Easing Chronic Lower Back Pain with… Words?

With many Americans blaming overprescribing for the painkiller abuse epidemic, novel treatments excluding medication – such as the oxygen chamber – are few and far between. However, a new analysis may have uncovered one for patients with chronic lower back pain.

With many Americans blaming overprescribing for the painkiller abuse epidemic, novel treatments excluding medication — such as the oxygen chamber — are few and far between. However, a new analysis may have uncovered one for patients with chronic lower back pain.

A study conducted by researchers from Royal Holloway, University of London uncovered benefits to a new form of talking therapy. Contextual Cognitive Behavioral Therapy (CCBT) focuses on accepting and learning to live with incurable pain. Lead author Tamar Pincus and her colleagues found that this is a promising technique for chronic lower back pain relief.

“We know that for some people with chronic low back pain psychological stress is a major factor, and therefore there is a significant challenge to find effective treatments,” Stephen Simpson, PhD, director of research and programs at Arthritis Research UK, said in a news release.

The 89 patients included in the research had been suffering from back pain for more than 3 months and scored above the threshold for fear avoidance, catastrophic beliefs, and distress. The participants were split in half and randomly assigned to either receive CCBT or physiotherapy for 8 weeks between September 2010 and December 2013. The CCBT treatment consisted of up to 8 one-hour sessions on a one-on-one basis with a psychologist. Those taking physiotherapy participated in fitness group exercises that included at least 60% exercise-based activities.

“Patients and clinicians felt the best solution would be to deal with both physical difficulties and psychological problems,” said Pincus, a professor of health psychology at the university.

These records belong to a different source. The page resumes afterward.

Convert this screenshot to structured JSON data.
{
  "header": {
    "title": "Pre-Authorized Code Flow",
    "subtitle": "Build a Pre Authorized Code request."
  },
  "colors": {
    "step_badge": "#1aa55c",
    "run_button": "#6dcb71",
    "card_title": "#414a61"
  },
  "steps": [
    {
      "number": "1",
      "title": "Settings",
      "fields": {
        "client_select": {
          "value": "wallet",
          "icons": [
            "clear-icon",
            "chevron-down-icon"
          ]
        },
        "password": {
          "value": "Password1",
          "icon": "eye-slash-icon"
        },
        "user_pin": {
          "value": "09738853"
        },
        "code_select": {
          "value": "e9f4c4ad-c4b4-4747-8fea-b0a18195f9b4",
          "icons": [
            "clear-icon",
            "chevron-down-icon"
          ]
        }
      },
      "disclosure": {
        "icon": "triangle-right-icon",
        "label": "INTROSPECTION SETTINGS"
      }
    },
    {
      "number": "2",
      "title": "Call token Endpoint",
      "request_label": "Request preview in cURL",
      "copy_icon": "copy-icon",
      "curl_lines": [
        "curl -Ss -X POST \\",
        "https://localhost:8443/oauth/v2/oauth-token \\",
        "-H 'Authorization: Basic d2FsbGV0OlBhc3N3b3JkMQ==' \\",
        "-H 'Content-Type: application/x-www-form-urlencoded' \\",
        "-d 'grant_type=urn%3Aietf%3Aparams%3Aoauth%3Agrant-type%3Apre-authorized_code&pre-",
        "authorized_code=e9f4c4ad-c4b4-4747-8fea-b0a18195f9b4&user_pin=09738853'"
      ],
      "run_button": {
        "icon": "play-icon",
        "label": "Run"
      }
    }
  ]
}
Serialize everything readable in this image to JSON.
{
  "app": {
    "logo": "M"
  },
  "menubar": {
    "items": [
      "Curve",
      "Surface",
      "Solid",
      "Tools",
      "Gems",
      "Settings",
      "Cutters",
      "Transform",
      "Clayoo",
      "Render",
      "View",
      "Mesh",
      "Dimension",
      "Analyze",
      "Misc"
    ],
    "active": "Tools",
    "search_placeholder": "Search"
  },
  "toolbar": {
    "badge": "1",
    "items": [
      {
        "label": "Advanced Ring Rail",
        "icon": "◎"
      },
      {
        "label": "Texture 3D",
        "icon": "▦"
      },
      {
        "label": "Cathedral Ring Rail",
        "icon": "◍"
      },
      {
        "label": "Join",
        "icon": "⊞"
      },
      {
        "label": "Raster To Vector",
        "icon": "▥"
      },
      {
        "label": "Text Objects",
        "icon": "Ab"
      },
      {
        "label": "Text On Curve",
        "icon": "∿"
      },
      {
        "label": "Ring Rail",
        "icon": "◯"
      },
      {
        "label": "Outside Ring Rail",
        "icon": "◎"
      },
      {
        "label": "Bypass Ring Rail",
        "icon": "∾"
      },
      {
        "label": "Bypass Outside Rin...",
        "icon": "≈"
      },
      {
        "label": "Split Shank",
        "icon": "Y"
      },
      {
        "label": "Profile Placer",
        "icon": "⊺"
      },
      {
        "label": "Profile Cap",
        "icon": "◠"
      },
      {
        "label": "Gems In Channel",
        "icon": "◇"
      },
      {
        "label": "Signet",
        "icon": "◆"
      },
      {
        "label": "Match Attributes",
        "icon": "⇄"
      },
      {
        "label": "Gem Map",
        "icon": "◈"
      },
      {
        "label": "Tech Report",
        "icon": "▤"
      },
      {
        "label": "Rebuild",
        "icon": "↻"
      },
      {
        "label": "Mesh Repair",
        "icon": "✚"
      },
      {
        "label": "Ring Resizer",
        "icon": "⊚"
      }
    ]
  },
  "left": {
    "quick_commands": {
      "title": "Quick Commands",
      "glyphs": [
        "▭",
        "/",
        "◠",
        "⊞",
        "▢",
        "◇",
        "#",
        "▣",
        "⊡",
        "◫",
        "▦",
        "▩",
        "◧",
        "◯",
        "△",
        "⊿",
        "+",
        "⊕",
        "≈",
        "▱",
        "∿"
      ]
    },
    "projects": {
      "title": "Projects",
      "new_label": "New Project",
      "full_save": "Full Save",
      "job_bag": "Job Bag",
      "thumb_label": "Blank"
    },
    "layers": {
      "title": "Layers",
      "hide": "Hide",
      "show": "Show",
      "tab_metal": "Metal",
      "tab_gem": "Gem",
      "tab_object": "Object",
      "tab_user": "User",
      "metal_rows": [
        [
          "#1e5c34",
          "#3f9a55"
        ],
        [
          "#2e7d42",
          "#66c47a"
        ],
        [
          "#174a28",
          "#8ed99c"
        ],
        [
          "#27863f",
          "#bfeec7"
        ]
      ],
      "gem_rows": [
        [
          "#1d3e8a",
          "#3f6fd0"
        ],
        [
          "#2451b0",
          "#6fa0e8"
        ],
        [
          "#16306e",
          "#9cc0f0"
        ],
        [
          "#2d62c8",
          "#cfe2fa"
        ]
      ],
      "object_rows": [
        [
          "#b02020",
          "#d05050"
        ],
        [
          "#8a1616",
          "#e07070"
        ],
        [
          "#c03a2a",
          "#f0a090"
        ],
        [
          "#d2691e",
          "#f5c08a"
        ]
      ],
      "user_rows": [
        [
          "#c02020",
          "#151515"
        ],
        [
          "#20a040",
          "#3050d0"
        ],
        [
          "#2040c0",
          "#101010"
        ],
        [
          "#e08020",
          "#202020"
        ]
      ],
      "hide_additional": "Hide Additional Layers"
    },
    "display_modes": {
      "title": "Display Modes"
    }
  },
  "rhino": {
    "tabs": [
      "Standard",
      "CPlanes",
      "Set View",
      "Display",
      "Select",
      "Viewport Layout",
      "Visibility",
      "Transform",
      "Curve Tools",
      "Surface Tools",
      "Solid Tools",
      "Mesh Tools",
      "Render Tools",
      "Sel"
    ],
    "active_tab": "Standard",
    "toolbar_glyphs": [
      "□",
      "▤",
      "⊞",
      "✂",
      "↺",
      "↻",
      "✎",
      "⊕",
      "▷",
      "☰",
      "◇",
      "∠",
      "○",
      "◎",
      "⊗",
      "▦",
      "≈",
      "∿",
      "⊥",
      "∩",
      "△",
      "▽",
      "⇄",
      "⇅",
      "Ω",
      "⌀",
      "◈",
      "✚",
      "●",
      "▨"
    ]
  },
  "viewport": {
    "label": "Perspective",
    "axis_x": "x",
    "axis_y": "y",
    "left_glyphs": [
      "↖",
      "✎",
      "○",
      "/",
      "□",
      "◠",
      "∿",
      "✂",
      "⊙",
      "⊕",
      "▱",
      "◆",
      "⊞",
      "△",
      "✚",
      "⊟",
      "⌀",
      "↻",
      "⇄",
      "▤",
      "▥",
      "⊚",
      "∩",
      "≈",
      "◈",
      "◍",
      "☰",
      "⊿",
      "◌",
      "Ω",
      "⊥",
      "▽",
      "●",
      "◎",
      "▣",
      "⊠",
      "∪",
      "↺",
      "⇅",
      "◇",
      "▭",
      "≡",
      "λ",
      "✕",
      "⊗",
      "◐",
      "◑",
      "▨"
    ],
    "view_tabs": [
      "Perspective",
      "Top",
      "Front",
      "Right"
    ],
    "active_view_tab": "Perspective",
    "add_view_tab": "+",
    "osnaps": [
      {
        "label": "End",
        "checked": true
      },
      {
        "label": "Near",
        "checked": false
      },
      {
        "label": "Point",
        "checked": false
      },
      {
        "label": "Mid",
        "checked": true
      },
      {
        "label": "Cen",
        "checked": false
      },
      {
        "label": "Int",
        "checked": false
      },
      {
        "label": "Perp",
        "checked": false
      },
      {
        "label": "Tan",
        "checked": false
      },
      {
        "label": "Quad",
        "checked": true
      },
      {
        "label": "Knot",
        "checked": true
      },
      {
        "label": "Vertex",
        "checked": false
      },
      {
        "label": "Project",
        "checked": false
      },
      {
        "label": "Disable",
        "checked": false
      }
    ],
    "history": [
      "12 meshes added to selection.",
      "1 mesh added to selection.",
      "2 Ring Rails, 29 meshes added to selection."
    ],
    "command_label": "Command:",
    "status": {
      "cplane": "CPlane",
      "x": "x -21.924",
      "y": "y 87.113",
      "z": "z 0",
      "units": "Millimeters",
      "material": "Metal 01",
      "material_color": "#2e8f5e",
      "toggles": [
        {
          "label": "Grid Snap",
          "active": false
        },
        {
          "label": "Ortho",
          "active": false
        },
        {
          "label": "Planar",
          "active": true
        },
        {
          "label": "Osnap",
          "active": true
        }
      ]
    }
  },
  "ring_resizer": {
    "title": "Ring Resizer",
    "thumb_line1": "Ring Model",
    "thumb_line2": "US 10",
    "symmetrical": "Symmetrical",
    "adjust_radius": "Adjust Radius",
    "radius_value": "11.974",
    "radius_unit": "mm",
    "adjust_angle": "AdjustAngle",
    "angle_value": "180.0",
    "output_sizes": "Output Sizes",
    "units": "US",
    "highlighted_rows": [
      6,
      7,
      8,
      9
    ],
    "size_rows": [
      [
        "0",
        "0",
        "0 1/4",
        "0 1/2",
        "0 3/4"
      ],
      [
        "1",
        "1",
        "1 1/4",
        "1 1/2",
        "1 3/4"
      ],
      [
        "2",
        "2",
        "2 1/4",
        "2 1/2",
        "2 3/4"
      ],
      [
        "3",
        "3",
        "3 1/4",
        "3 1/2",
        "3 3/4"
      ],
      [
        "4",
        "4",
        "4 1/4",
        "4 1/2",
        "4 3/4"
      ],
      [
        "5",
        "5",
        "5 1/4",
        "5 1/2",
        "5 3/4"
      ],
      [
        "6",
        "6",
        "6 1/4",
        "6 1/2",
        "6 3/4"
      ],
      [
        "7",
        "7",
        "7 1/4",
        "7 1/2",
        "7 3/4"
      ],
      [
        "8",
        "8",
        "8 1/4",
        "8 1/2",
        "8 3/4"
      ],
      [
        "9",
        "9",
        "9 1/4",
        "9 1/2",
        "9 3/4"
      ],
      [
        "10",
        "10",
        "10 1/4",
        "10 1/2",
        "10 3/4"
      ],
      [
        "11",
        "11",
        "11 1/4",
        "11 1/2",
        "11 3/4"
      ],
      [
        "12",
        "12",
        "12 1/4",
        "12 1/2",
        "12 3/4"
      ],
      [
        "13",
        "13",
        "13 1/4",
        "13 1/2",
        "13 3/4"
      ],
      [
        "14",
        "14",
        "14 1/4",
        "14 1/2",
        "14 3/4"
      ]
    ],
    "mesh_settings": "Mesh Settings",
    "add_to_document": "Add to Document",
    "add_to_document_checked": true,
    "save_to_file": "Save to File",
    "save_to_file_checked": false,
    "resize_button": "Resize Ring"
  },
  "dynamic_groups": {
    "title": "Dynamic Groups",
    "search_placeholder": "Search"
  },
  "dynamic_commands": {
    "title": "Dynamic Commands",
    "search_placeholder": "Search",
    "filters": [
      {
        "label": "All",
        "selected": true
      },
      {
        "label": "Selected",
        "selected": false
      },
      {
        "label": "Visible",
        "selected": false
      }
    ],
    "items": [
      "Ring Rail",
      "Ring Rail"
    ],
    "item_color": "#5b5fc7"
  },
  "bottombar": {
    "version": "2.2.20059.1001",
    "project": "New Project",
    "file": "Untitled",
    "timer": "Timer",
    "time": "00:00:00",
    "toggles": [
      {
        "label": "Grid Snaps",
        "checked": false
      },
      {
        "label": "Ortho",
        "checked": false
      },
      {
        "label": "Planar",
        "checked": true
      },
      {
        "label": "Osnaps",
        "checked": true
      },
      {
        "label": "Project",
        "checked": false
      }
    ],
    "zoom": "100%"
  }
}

According to the findings published in BMC Musculoskeletal Disorders, the CCBT group experienced a greater reduction in pain at the 6-month mark when compared to the physiotherapy group. Although the authors advised CCBT as a credible way to treat lower back pain, they warned that the study only looked at a small population.

Not only did the results reveal benefits of CCBT, but it turns out that patients prefer to incorporate the method into their treatment.

“Our study found that CCBT is acceptable to patients, but interestingly many patients who took part, as well as several of the clinicians involved — both psychologists and physiotherapists – thought the best treatment was a combination of both physiotherapy and CCBT,” Pincus explained.

Since this was a preliminary trial with a minimal participant pool, the team is planning to analyze long-term benefits of CCBT in combination with physiotherapy in a larger population.

“This pilot study has shown that combining physical and psychological approaches could be the way forward to treat this common, often disabling condition more effectively,” Simpson confirmed.